Tommy dan Rena langsung di ajak untuk melihat langsung unit rumah yang telah mereka pilih. Rena pun berjingkrak kegirangan ketika melihat rumah yang di pilih ternyata lebih bagus dari pada gambarnya yang tertera di brosur.

"Mas, sumpah ini bagus banget. Kita beli yang ini ya mas". Ujar Rena.

Tommy tersenyum. "Iya sayang, kita beli yang ini".

"Jadi bagaimana Pak Tommy? Apa anda jadi mengambil unit yang ini?". Tanya sang marketing tersebut.

"Iya bu, saya jadi ambil unit yang ini. Jadi kapan semua berkasnya bisa selesai diurus?". Sahut Tommy.

"Bapak bisa kembali lagi lusa untuk menandatangani berkas-berkas yang di butuhkan".

"Baiklah kalau begitu, terimakasih untuk bantuannya". Ujar Tommy yang langsung menyalami marketing galeri tersebut.

Mereka berdua langsung bergegas untuk pulang, Tommy mengantar Rena kembali ke kosannya. Sepanjang perjalanan Rena tak henti-hentinya tersenyum dalam hati, ia merasa menang dan telah bisa menguasai Tommy.

Gampang banget ngadalin buaya macem Tommy, hari ini rumah, besok-besok mobil mewah, perhiasan dan masih banyak lagi. Gumam Rena tertawa dalam hati.

Sementara itu di lain tempat, Sabila masih termenung di halaman belakang rumahnya. Ia kembali teringat kenangannya bersama Tommy ketika baru pindah ke rumah ini. Tak lama kemudian lamunannya buyar ketika Santi datang menghampirinya.
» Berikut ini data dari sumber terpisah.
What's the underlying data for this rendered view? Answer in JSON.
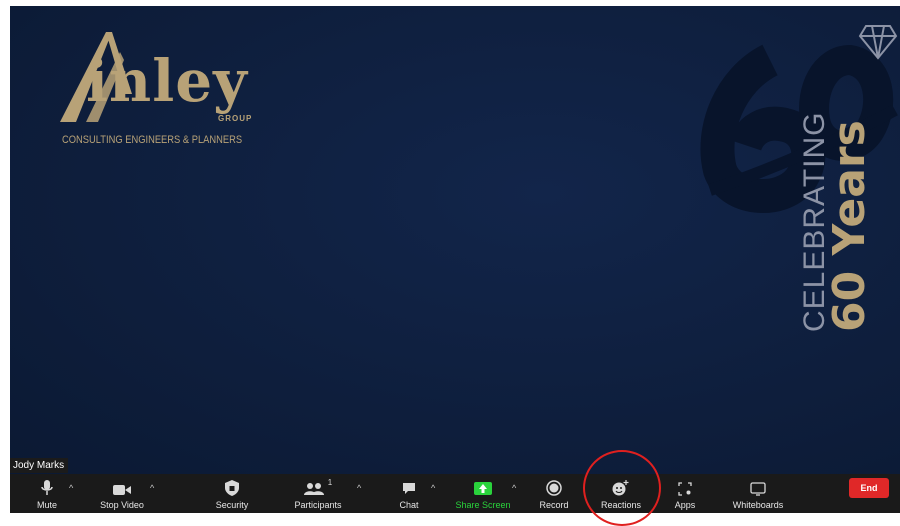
{
  "meeting": {
    "participant_name": "Jody Marks",
    "background": {
      "logo_word": "inley",
      "logo_group": "GROUP",
      "logo_tagline": "CONSULTING ENGINEERS & PLANNERS",
      "celebrating": "CELEBRATING",
      "years": "60 Years"
    }
  },
  "toolbar": {
    "mute": "Mute",
    "stop_video": "Stop Video",
    "security": "Security",
    "participants": "Participants",
    "participants_count": "1",
    "chat": "Chat",
    "share_screen": "Share Screen",
    "record": "Record",
    "reactions": "Reactions",
    "apps": "Apps",
    "whiteboards": "Whiteboards",
    "end": "End"
  },
  "colors": {
    "brand_gold": "#b8a277",
    "navy": "#0f1f3d",
    "share_green": "#2ad33c",
    "end_red": "#e02828",
    "highlight_red": "#e0201f"
  }
}
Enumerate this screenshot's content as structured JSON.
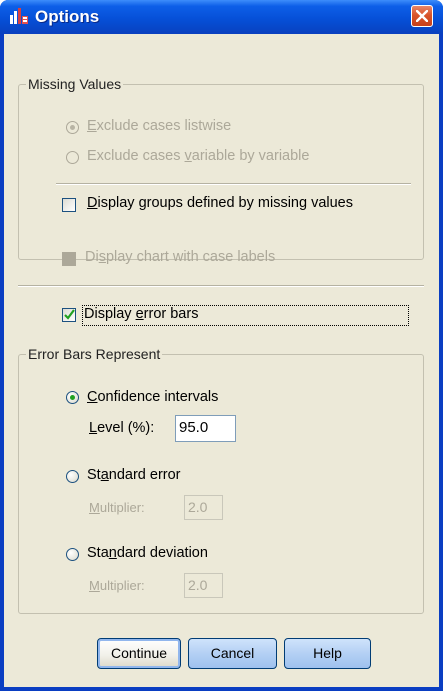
{
  "window": {
    "title": "Options",
    "accent_color": "#0a3ec2",
    "title_icon": "spss-chart-icon",
    "close_icon": "close-icon"
  },
  "missing_values": {
    "legend": "Missing Values",
    "option_listwise": {
      "pre": "",
      "ul": "E",
      "post": "xclude cases listwise",
      "selected": true,
      "enabled": false
    },
    "option_variable": {
      "pre": "Exclude cases ",
      "ul": "v",
      "post": "ariable by variable",
      "selected": false,
      "enabled": false
    },
    "display_groups": {
      "pre": "",
      "ul": "D",
      "post": "isplay groups defined by missing values",
      "checked": false,
      "enabled": true
    }
  },
  "display_chart_case_labels": {
    "pre": "Di",
    "ul": "s",
    "post": "play chart with case labels",
    "checked": false,
    "enabled": false
  },
  "display_error_bars": {
    "pre": "Display ",
    "ul": "e",
    "post": "rror bars",
    "checked": true,
    "enabled": true
  },
  "error_bars": {
    "legend": "Error Bars Represent",
    "confidence": {
      "pre": "",
      "ul": "C",
      "post": "onfidence intervals",
      "selected": true
    },
    "level_label": {
      "pre": "",
      "ul": "L",
      "post": "evel (%):"
    },
    "level_value": "95.0",
    "standard_error": {
      "pre": "St",
      "ul": "a",
      "post": "ndard error",
      "selected": false
    },
    "se_multiplier_label": {
      "pre": "",
      "ul": "M",
      "post": "ultiplier:"
    },
    "se_multiplier_value": "2.0",
    "standard_deviation": {
      "pre": "Sta",
      "ul": "n",
      "post": "dard deviation",
      "selected": false
    },
    "sd_multiplier_label": {
      "pre": "",
      "ul": "M",
      "post": "ultiplier:"
    },
    "sd_multiplier_value": "2.0"
  },
  "buttons": {
    "continue": "Continue",
    "cancel": "Cancel",
    "help": "Help"
  }
}
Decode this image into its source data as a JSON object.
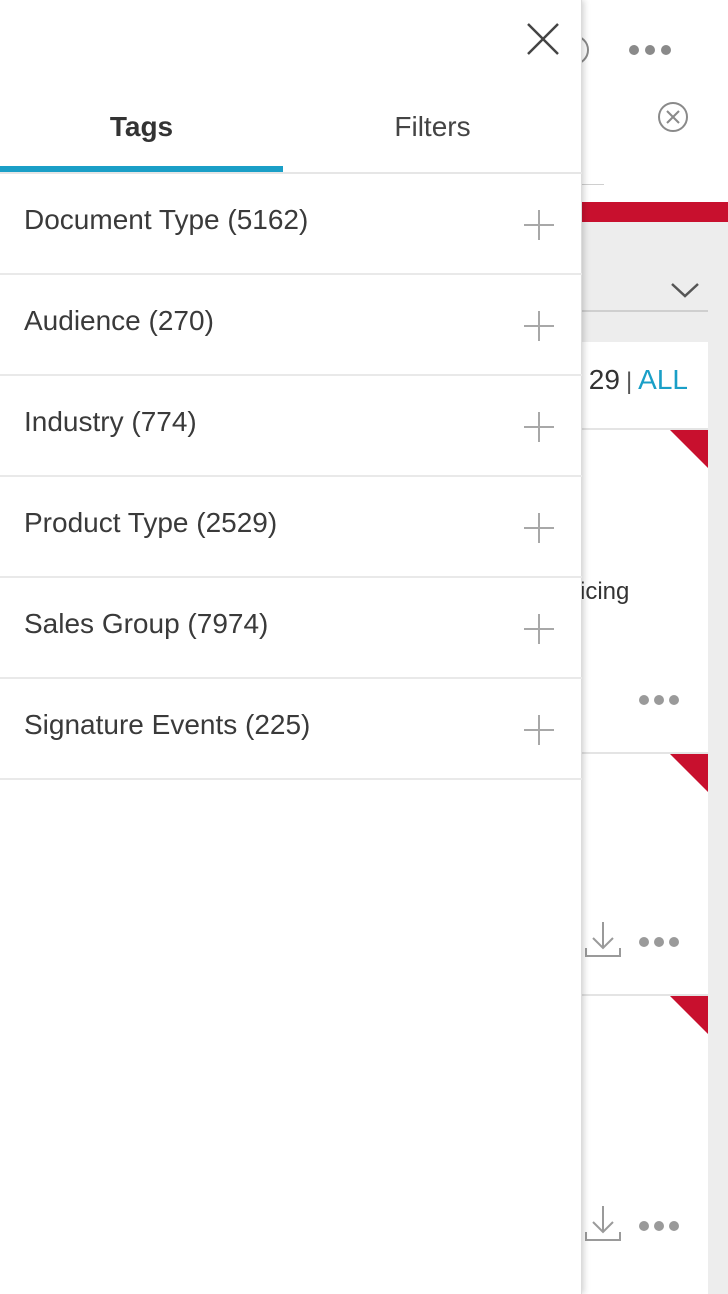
{
  "background": {
    "result_count": "29",
    "separator": "|",
    "all_link": "ALL",
    "card_snippet": "icing",
    "icons": {
      "help": "help-circle-icon",
      "more": "more-dots-icon",
      "clear": "clear-circle-icon",
      "sort": "chevron-down-icon",
      "download": "download-icon",
      "flag": "red-corner-flag-icon"
    },
    "colors": {
      "accent_red": "#c8102e",
      "link_blue": "#1a9fc7"
    }
  },
  "drawer": {
    "close_icon": "close-icon",
    "tabs": [
      {
        "label": "Tags",
        "active": true
      },
      {
        "label": "Filters",
        "active": false
      }
    ],
    "tags": [
      {
        "label": "Document Type (5162)",
        "icon": "plus-icon"
      },
      {
        "label": "Audience (270)",
        "icon": "plus-icon"
      },
      {
        "label": "Industry (774)",
        "icon": "plus-icon"
      },
      {
        "label": "Product Type (2529)",
        "icon": "plus-icon"
      },
      {
        "label": "Sales Group (7974)",
        "icon": "plus-icon"
      },
      {
        "label": "Signature Events (225)",
        "icon": "plus-icon"
      }
    ],
    "colors": {
      "tab_indicator": "#1a9fc7"
    }
  }
}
"Bu, ibu gak apa-apa? Mau di buatkan teh hangat?". Tanya Santi.

"Ibu gak apa-apa San, tidak perlu San. Ibu hanya ingin bersantai sebentar disini. Oh ya Santi, rencananya ibu mau ajak kamu dan Fira pindah ke Jogja. Kira-kira kamu mau gak?".
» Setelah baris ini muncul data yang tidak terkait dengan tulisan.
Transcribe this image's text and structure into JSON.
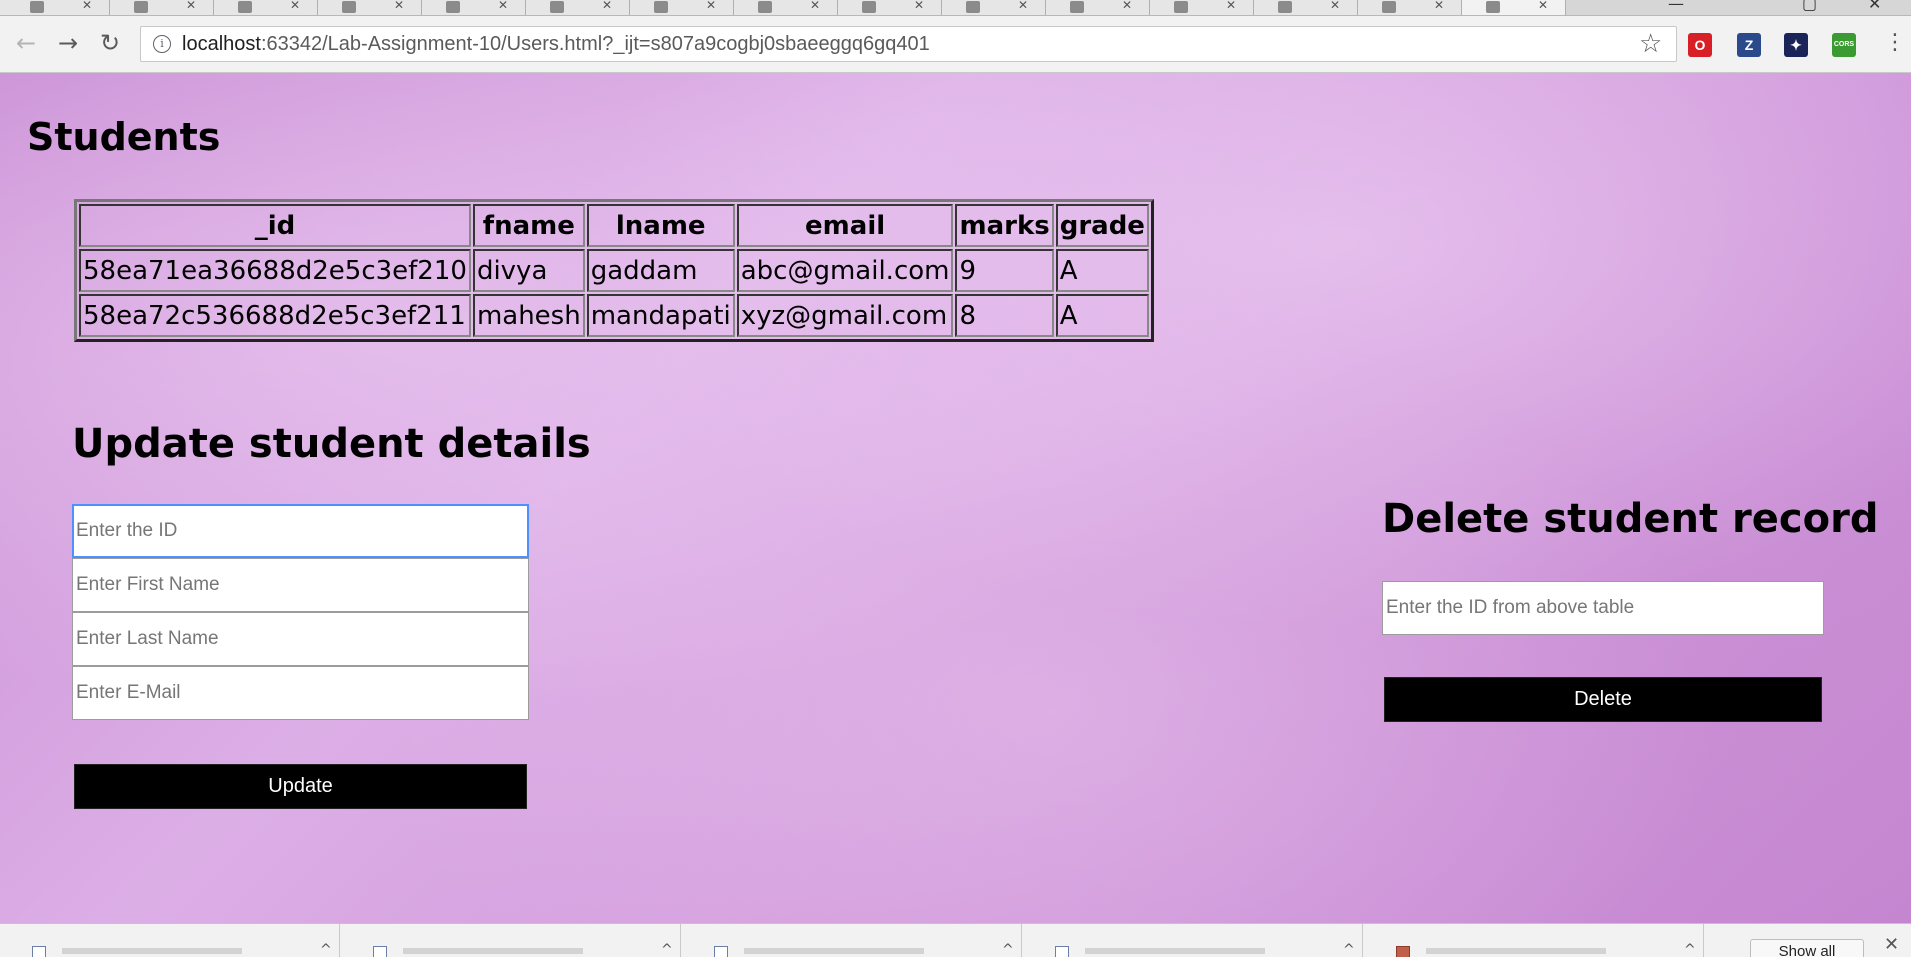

"Jogja? Tapi nanti gimana sama kerjaan aku, bu?".

Sabila tersenyum. "Kamu tidak perlu bekerja, karena kalau nanti kita sudah pindah ke Jogja, kamu harus kuliah".

"Apa? Kuliah? Serius bu?". Ujar Santi bahagia.
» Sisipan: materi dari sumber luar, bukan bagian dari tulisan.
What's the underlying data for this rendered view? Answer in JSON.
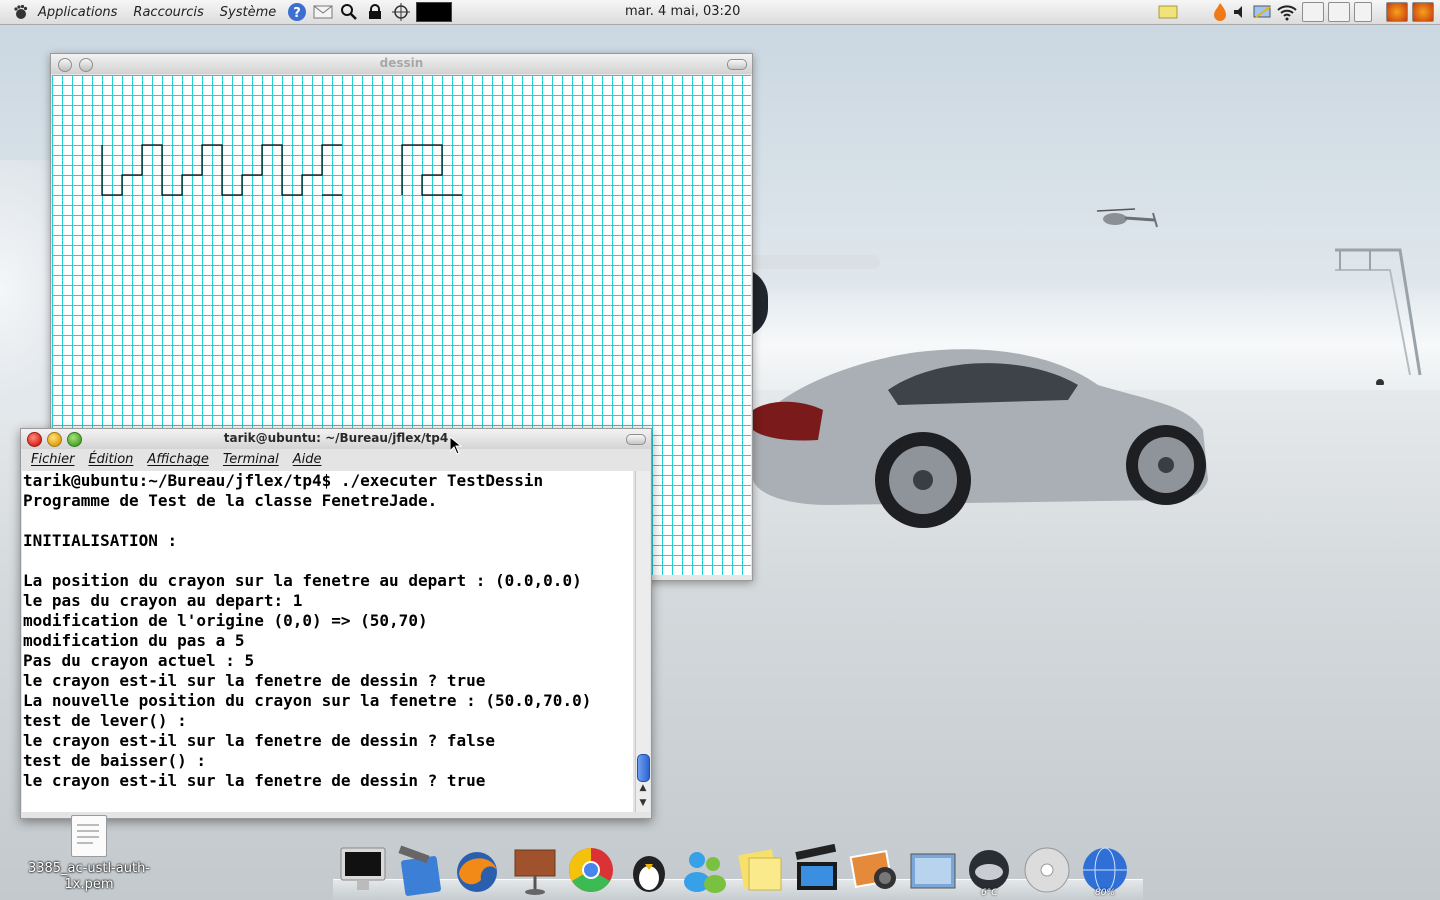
{
  "top_panel": {
    "menus": [
      "Applications",
      "Raccourcis",
      "Système"
    ],
    "clock": "mar.  4 mai, 03:20",
    "launcher_icons": [
      "help-icon",
      "mail-icon",
      "search-icon",
      "lock-icon",
      "crosshair-icon",
      "monitor-icon"
    ],
    "tray_icons": [
      "notes-icon",
      "flame-icon",
      "volume-icon",
      "network-icon",
      "wifi-icon",
      "window-list-icon",
      "window-list-icon",
      "restore-icon",
      "firefox-icon",
      "firefox-icon"
    ]
  },
  "dessin_window": {
    "title": "dessin"
  },
  "terminal": {
    "title": "tarik@ubuntu: ~/Bureau/jflex/tp4",
    "menus": [
      "Fichier",
      "Édition",
      "Affichage",
      "Terminal",
      "Aide"
    ],
    "lines": [
      "tarik@ubuntu:~/Bureau/jflex/tp4$ ./executer TestDessin",
      "Programme de Test de la classe FenetreJade.",
      "",
      "INITIALISATION :",
      "",
      "La position du crayon sur la fenetre au depart : (0.0,0.0)",
      "le pas du crayon au depart: 1",
      "modification de l'origine (0,0) => (50,70)",
      "modification du pas a 5",
      "Pas du crayon actuel : 5",
      "le crayon est-il sur la fenetre de dessin ? true",
      "La nouvelle position du crayon sur la fenetre : (50.0,70.0)",
      "test de lever() :",
      "le crayon est-il sur la fenetre de dessin ? false",
      "test de baisser() :",
      "le crayon est-il sur la fenetre de dessin ? true"
    ]
  },
  "desktop": {
    "file_label": "3385_ac-ustl-auth-1x.pem"
  },
  "dock": {
    "weather_text": "6°C",
    "network_percent": "80%",
    "items": [
      "imac-icon",
      "xcode-icon",
      "firefox-icon",
      "keynote-icon",
      "chrome-icon",
      "pidgin-icon",
      "messenger-icon",
      "stickies-icon",
      "clapper-icon",
      "iphoto-icon",
      "preview-icon",
      "weather-icon",
      "dvd-icon",
      "network-globe-icon"
    ]
  },
  "colors": {
    "grid": "#22cfd6",
    "panel": "#e8e8e8",
    "terminal_bg": "#ffffff",
    "scroll_thumb": "#2d64d1"
  }
}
"Iya, karena ibu mau kamu jadi anak yang sukses".

"Terima kasih ya bu, aku benar-benar bersyukur di pertemukan dengan ibu". Seru Santi yang langsung memeluk Sabila.

"Ibu juga bersyukur di pertemukan dengan anak baik seperti kamu. Yasudah sekarang kita harus pergi ke kontrakan untuk berkemas karena lusa kita akan berangkat ke Jogja.

"Barang-barang ibu di rumah ini apa tidak ikut di kemas, bu?".

"Untuk barang-barang di rumah ini, ibu akan biarkan dulu untuk sementara, nanti kalau waktunya sudah pas pasti ibu akan kemasi semuanya".

Santi pun hanya mengangguk, lalu bergegas pergi bersama Sabila untuk pulang ke rumah kontrakan mereka.

Terima kasih, mas. Kamu sudah memberikan warna di rumah ini. Aku tidak akan melupakan semua kenangan manis kita dengan rumah ini. Ujar Sabila dalam hati.